Des inquiétudes suffisantes pour redonner un peu de vigueur aux cours de la céréale, qui a clôturé à 4,19 dollars le boisseau mardi à Chicago.
« Il nous manque encore des éléments pour valider une tendance », remarque toutefois Damien Vercambre.
« Quoi qu'il arrive (...) la récolte sera quand même colossale », avance Sébastien Poncelet. Le ministère américain de l'Agriculture s'attend à ce que la production américaine atteigne 427 millions de tonnes, un record, dû notamment à une augmentation des surfaces.
De part et d'autre de l'Atlantique, les cours du blé connaissent des mouvements contenus, les fonds concentrant leur regard sur les exportations.

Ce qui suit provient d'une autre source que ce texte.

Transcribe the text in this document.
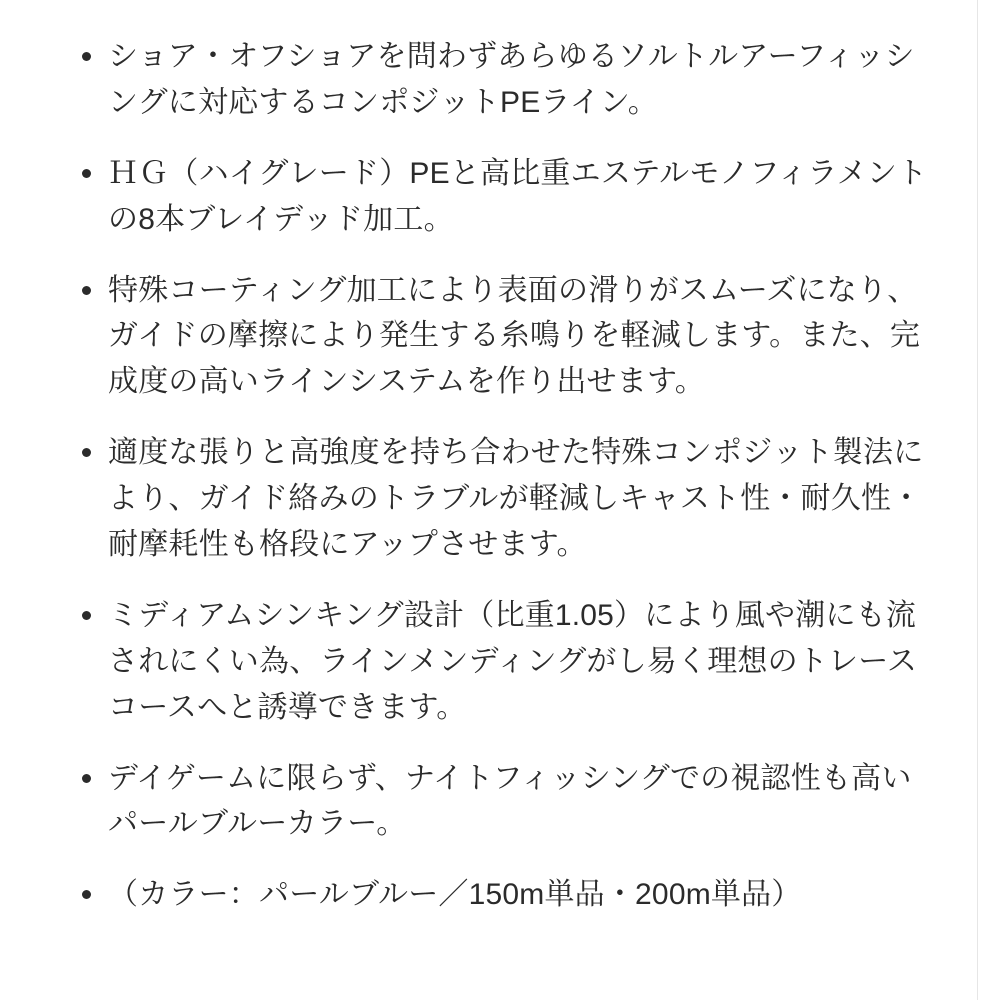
ショア・オフショアを問わずあらゆるソルトルアーフィッシングに対応するコンポジットPEライン。
ＨＧ（ハイグレード）PEと高比重エステルモノフィラメントの8本ブレイデッド加工。
特殊コーティング加工により表面の滑りがスムーズになり、ガイドの摩擦により発生する糸鳴りを軽減します。また、完成度の高いラインシステムを作り出せます。
適度な張りと高強度を持ち合わせた特殊コンポジット製法により、ガイド絡みのトラブルが軽減しキャスト性・耐久性・耐摩耗性も格段にアップさせます。
ミディアムシンキング設計（比重1.05）により風や潮にも流されにくい為、ラインメンディングがし易く理想のトレースコースへと誘導できます。
デイゲームに限らず、ナイトフィッシングでの視認性も高いパールブルーカラー。
（カラー：パールブルー／150m単品・200m単品）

« Le blé français ne peut pas trop se permettre de progresser au risque de perdre des débouchés précieux à l'export », souligne Sébastien Poncelet, qui estime que les prix « ont trouvé leur point d'équilibre » en Europe.
Aux Etats-Unis, les volumes de blé inspectés avant exportation ont encore augmenté lors de la semaine achevée le 16 octobre, à plus de 480 000 tonnes contre 271 000 lors de la même période un an plus tôt.
A Chicago, le boisseau de blé restait juste au-dessus des 5 dollars les 27 kg.